Le sujet des discriminations et des violences faites aux femmes dans le sport est au cœur des préoccupations de la CLEF : 

 Les femmes se heurtent à des obstacles tels que le manque d’infrastructures et les stéréotypes sexistes, ce qui limite leur participation. La CLEF plaide donc pour des politiques publiques favorisant l’inclusion des femmes dans le sport. 

 De plus, la CLEF lutte pour la sensibilisation, la détection et la protection des sportives qui subissent des violences physiques, psychologiques et sexuelles. 

 Dans un milieu encore largement dominé par les hommes, l’accès des femmes aux postes de direction est restreint, et la CLEF milite pour la parité au sein des instances sportives. 

 Parallèlement, elle lutte contre la traite des athlètes à des fins d’exploitation sexuelle, intégrant ainsi sa combat contre la prostitution. 

Bien que le sport puisse être un vecteur d’autonomisation, il demeure un environnement où discriminations, stéréotypes et violences persistent. 

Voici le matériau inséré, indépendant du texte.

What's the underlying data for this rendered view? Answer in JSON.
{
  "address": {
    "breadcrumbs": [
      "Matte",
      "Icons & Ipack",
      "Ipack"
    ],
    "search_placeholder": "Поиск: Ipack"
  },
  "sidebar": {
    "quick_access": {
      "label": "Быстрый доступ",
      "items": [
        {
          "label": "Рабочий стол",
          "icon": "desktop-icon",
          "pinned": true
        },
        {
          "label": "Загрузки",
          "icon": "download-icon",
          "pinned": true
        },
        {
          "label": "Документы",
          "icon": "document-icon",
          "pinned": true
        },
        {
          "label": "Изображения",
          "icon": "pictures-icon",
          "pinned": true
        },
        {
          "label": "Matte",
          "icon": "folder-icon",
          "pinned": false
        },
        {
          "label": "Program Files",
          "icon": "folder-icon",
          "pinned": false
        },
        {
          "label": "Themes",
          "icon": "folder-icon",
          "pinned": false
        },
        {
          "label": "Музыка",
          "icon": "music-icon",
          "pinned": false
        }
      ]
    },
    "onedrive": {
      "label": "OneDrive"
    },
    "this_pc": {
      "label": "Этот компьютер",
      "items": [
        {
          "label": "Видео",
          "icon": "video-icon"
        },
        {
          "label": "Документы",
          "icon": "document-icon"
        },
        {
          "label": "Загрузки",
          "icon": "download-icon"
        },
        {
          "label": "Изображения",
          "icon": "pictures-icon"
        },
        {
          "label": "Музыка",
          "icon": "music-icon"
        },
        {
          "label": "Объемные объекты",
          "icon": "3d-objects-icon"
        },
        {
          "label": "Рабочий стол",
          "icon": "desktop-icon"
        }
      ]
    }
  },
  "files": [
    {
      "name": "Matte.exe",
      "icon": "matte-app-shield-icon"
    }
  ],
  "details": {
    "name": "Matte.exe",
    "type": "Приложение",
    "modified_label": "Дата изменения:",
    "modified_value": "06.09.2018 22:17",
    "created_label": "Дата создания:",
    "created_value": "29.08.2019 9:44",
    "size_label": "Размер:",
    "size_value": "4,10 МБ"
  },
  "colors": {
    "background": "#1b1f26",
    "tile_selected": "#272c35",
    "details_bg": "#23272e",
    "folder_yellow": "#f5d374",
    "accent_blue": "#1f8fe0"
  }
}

Le 27 aout dernier, Reem Alsalem, Rapporteuse spéciale des Nations Unies sur les violences contre les filles et les femmes, ses causes et conséquences a rédigé un rapport nommé “La violence à l’égard des filles et des femmes dans le sport” dont voici un résumé : 

I./ Exclusion des femmes des milieux sportifs et inégalités persistantes : 

Globalement, la participation des femmes et des filles aux sports, tant au niveau amateur que professionnel, reste inférieure à celle des hommes. Plusieurs facteurs contribuent à cette sous-représentation, notamment la pauvreté, l’absence de modèles féminins, un accès limité aux infrastructures et aux ressources d’entraînement, ainsi que des barrières sociales et culturelles. Par exemple, certaines croyances culturelles associent la pratique sportive à la perte de la virginité. De plus, les femmes assument souvent des responsabilités domestiques accrues et sont découragées par le manque de perspectives financières. 

Les jeunes athlètes, notamment les filles, sont souvent négligées, avec un manque d’attention et de soutien. Une étude montre que 35,7 % des athlètes âgé·es de 14 à 17 ans ont subi de la négligence : “la négligence a été définie comme un manque de soins raisonnables de la part d’une personne chargée de s’occuper d’un enfant, entraînant la non-satisfaction des besoins fondamentaux de ce dernier et le manque d’attention et de soins“. Les postes de direction dans les organismes sportifs sont largement occupés par des hommes, et les femmes sont souvent marginalisées. Le sport reflète ainsi les structures sexistes de la société, où les athlètes féminines sont subordonnées aux athlètes masculins. Le manque de cadres juridiques et de politiques visant à combattre la violence sexiste dans le sport aggrave cette situation. Les déséquilibres de pouvoir entre athlètes et entraîneurs, notamment chez les enfants, augmentent les risques de violences, tandis que la culture du silence persiste, alimentée par des normes sociales et des objectifs de performance qui relèguent la protection au second plan.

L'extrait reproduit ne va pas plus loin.